With personal firewalls being a new product genre, this study was conducted since there is no research available that specifically looks at determinants for selection of security software in a corporate environment to protect organizational assets. As the information security field evolves further, decisions for security software acquisitions need to be researched further. Selection and deployment of appropriate firewalls can make a significant difference in an organization’s enterprise security strategy.
It is therefore also important to understand the variables (as shown in this study) that may affect decisions to select and deploy personal firewall software in a corporate environment. It is recommended that in order to provide better evidence of factors that affect deployment of technology tools that create awareness of security issues and produce better informed employees, research into behavioral factors also needs to be conducted to gain insight into programs and processes that will lead to the development of a robust enterprise security strategy.
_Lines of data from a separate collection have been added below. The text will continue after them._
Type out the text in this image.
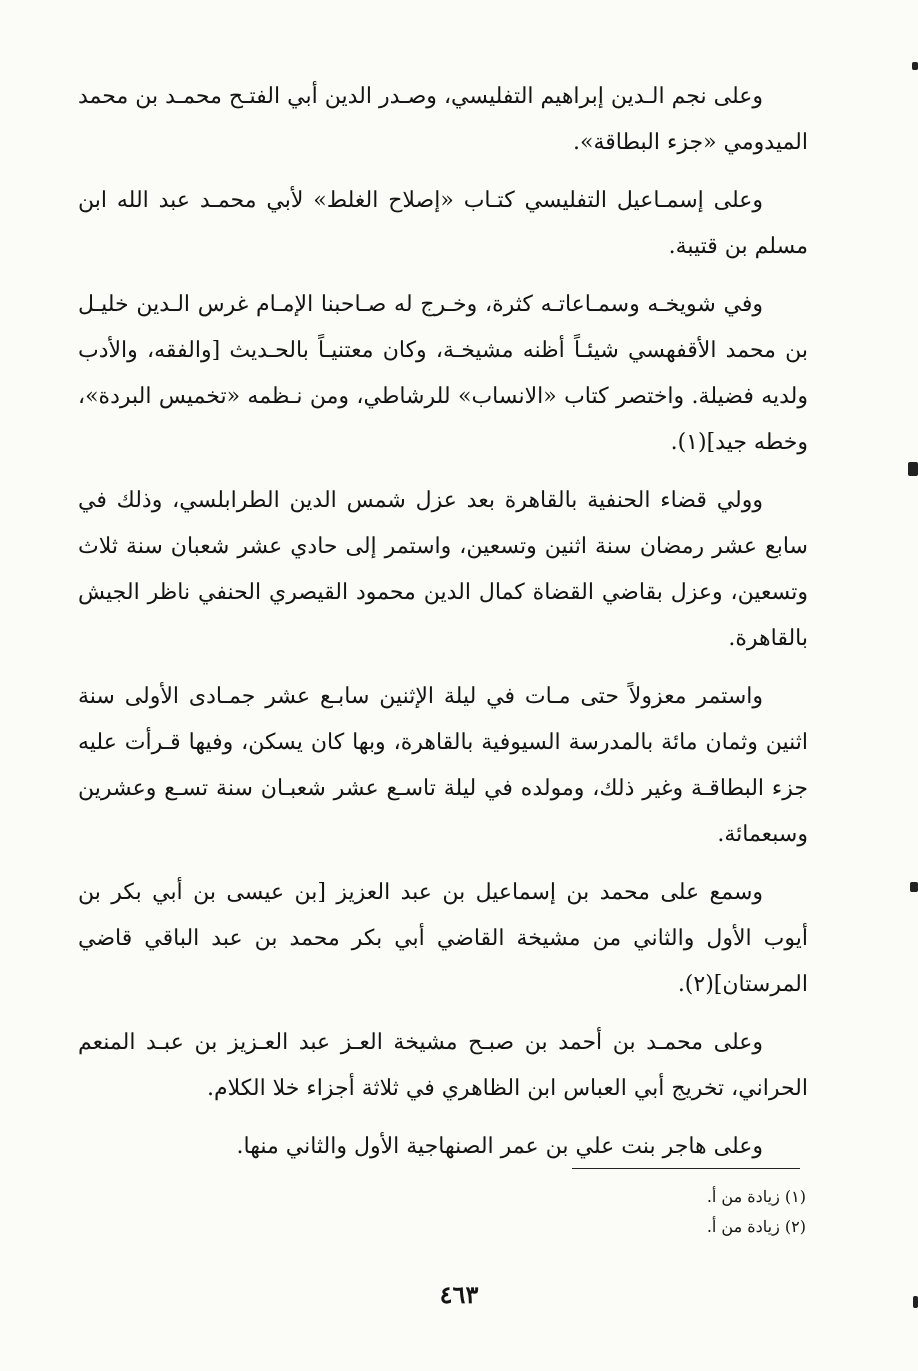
وعلى نجم الـدين إبراهيم التفليسي، وصـدر الدين أبي الفتـح محمـد بن محمد الميدومي «جزء البطاقة».

وعلى إسمـاعيل التفليسي كتـاب «إصلاح الغلط» لأبي محمـد عبد الله ابن مسلم بن قتيبة.

وفي شويخـه وسمـاعاتـه كثرة، وخـرج له صـاحبنا الإمـام غرس الـدين خليـل بن محمد الأقفهسي شيئـاً أظنه مشيخـة، وكان معتنيـاً بالحـديث [والفقه، والأدب ولديه فضيلة. واختصر كتاب «الانساب» للرشاطي، ومن نـظمه «تخميس البردة»، وخطه جيد](١).

وولي قضاء الحنفية بالقاهرة بعد عزل شمس الدين الطرابلسي، وذلك في سابع عشر رمضان سنة اثنين وتسعين، واستمر إلى حادي عشر شعبان سنة ثلاث وتسعين، وعزل بقاضي القضاة كمال الدين محمود القيصري الحنفي ناظر الجيش بالقاهرة.

واستمر معزولاً حتى مـات في ليلة الإثنين سابـع عشر جمـادى الأولى سنة اثنين وثمان مائة بالمدرسة السيوفية بالقاهرة، وبها كان يسكن، وفيها قـرأت عليه جزء البطاقـة وغير ذلك، ومولده في ليلة تاسـع عشر شعبـان سنة تسـع وعشرين وسبعمائة.

وسمع على محمد بن إسماعيل بن عبد العزيز [بن عيسى بن أبي بكر بن أيوب الأول والثاني من مشيخة القاضي أبي بكر محمد بن عبد الباقي قاضي المرستان](٢).

وعلى محمـد بن أحمد بن صبـح مشيخة العـز عبد العـزيز بن عبـد المنعم الحراني، تخريج أبي العباس ابن الظاهري في ثلاثة أجزاء خلا الكلام.

وعلى هاجر بنت علي بن عمر الصنهاجية الأول والثاني منها.

(١) زيادة من أ.

(٢) زيادة من أ.

٤٦٣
Information security awareness research has been mostly descriptive and has not explored the possibilities offered by motivation/behavioral theories, or the related theory of planned behavior and the technology acceptance model, specifically in the information security domain (Mathieson, 1991 ; Siponen, 2000; Legris, Ingham, & Collerette, 2003). Since security has been deployed at the perimeter of electronic network and on servers by system administrators, the area of information security has ignored users of information systems since software developers are far removed from how the user will interact with security software.
Human compliance with information security rules require an understanding of how people work and think (Highland, 1993). Lane (1985) considers the human factor to be the first and most important component of security and a critical part of the risk analysis process. This is especially true in personal firewall software since the burden of maintaining a secure environment is being shared by the user and the system administrator.